"Auf geht`s Deutschland spiel ´ne Neun ...". Mit diesen Gesängen werden heute Vormittag die Fans der deutschen Classic-Kegler ihre "Jungs" im Halbfinale der Team-Weltmeisterschaft in Speichersdorf gegen Ungarn nach vorn peitschen.

Speichersdorf l Und nach dem großartigen Viertelfinal-Erfolg gegen Rumänien (siehe auch Seite 10) sind die Erwartungen noch weiter gestiegen. "Dabei haben wir mit dem Halbfinaleinzug unser großes Ziel, die Bronze-Medaille, ja schon sicher. Was jetzt noch kommt, ist Zugabe. Aber wenn du im Halbfinale stehst, willst du natürlich auch das Finale erreichen und um den Titel kämpfen. Erst recht mit diesem fantastischen Publikum im Rücken", meint ein hochmotivierter Torsten Reiser.

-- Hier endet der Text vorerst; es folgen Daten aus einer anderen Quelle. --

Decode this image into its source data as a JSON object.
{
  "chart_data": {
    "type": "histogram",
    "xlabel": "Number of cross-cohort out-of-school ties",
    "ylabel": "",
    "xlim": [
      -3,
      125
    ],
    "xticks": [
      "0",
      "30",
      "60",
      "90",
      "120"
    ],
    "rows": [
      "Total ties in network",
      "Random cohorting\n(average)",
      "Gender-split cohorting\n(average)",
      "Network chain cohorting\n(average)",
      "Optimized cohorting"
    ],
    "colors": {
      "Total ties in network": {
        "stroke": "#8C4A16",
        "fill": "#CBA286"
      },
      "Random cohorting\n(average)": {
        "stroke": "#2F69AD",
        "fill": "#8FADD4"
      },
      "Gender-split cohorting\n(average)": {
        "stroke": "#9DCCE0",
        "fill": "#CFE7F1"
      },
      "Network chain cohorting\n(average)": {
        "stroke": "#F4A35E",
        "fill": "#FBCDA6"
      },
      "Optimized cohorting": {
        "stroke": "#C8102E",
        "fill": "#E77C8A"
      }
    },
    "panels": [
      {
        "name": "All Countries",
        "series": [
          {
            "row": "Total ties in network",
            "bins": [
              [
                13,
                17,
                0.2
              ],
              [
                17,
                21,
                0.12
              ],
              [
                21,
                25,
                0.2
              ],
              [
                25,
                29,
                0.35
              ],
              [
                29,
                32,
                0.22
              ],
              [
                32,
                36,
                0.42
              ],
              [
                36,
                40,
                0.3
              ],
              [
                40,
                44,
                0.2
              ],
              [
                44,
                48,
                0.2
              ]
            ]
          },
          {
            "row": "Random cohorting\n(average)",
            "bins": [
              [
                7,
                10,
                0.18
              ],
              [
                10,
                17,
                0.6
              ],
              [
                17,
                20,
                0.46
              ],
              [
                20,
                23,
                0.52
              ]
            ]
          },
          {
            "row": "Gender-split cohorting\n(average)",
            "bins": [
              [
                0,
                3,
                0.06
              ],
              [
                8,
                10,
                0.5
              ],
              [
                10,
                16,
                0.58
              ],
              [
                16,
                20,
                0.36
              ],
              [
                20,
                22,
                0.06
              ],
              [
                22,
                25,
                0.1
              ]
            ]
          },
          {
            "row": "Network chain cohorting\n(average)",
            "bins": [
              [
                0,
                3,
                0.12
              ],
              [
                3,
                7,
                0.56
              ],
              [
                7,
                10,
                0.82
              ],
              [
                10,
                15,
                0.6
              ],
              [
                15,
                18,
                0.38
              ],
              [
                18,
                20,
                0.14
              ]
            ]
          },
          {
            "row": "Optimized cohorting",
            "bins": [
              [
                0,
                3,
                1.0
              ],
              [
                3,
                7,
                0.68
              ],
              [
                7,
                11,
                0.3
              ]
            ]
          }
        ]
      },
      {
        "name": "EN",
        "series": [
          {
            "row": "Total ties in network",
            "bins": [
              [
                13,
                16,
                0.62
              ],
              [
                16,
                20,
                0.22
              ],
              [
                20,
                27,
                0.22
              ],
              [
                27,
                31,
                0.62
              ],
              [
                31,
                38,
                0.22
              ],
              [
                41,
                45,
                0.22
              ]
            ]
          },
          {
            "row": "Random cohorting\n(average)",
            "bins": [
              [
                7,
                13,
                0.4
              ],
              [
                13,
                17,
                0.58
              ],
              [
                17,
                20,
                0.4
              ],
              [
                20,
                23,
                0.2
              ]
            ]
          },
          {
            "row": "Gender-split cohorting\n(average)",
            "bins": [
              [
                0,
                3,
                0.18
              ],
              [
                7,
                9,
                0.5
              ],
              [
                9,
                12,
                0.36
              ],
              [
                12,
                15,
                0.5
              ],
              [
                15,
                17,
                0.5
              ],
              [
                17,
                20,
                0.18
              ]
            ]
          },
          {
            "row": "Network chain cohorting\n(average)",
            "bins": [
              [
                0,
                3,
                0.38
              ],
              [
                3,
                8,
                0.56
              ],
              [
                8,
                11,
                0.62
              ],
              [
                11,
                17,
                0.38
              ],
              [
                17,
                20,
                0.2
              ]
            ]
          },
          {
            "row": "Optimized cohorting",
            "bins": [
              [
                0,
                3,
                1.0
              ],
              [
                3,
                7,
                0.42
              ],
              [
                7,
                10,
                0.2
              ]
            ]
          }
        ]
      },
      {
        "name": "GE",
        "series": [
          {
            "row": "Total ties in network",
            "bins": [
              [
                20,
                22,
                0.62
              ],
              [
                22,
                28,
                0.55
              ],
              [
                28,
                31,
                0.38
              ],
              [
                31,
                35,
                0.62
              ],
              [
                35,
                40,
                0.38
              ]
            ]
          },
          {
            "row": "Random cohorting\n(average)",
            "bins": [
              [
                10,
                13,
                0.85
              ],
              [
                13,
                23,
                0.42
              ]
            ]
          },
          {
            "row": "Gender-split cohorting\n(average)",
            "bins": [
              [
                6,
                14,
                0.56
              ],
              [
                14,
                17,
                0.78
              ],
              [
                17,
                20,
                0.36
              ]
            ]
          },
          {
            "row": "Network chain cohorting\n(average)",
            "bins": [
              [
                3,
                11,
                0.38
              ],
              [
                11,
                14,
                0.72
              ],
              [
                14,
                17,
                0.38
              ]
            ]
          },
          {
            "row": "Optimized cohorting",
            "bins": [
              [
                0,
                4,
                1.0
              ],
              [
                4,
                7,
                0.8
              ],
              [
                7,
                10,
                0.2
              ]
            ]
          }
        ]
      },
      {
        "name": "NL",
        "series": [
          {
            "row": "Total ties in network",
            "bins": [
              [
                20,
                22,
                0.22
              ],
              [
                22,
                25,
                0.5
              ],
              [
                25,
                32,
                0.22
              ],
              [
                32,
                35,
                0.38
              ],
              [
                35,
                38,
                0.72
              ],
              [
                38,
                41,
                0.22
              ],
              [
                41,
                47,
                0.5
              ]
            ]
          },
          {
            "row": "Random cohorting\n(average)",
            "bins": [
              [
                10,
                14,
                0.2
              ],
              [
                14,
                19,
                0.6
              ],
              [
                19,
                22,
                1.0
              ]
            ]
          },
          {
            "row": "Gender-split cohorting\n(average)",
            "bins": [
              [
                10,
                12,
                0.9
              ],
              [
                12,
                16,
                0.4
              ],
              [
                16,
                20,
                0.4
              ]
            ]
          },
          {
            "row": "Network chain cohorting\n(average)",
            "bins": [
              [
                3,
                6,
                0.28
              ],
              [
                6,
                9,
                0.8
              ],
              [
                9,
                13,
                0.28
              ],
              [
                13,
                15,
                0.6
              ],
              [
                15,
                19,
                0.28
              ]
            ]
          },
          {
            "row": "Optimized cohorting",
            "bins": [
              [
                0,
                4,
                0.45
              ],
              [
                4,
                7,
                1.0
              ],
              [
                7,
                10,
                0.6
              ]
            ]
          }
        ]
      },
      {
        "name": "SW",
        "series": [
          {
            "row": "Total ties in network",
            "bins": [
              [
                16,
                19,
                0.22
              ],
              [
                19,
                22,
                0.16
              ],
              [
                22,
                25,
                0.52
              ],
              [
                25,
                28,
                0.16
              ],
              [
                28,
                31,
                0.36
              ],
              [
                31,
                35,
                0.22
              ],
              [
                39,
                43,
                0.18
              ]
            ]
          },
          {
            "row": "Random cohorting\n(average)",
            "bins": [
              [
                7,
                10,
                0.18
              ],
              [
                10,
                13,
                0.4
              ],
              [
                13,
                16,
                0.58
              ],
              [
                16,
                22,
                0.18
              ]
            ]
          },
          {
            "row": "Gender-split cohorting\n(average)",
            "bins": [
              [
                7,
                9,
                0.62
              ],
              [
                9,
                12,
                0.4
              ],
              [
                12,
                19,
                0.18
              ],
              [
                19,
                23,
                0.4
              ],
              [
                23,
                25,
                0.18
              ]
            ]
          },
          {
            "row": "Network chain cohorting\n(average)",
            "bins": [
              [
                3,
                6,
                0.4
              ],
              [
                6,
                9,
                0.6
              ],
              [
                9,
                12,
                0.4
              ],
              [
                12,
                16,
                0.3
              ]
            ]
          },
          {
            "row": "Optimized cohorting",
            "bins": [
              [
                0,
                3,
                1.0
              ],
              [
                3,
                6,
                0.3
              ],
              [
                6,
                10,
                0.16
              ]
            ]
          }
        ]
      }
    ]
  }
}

"Wenn wir genauso stark agieren wie heute, dann müssen uns die Ungarn erst mal schlagen."

Nationaltrainer Oliver Scholler.

Doch der heutige Gegner ist kein Geringerer als der Titelverteidiger und Weltrekordhalter Ungarn. Die Magyaren haben in Speichersdorf ihr großes keglerisches Vermögen und ihre mannschaftliche Stärke schon mehr als einmal unter Beweis gestellt. In der Vorrunde gab es für Ungarn drei klare Siege gegen Italien, die Slowakei und Kroatien. Im Slowakei-Spiel verpassten sie ihren eigenen Weltrekord, erzielt bei der letzten WM vor zwei Jahren, mit 4009 Kegeln gerade einmal um drei Kegel. Ein deutlicher Beweis für ihre Klasse.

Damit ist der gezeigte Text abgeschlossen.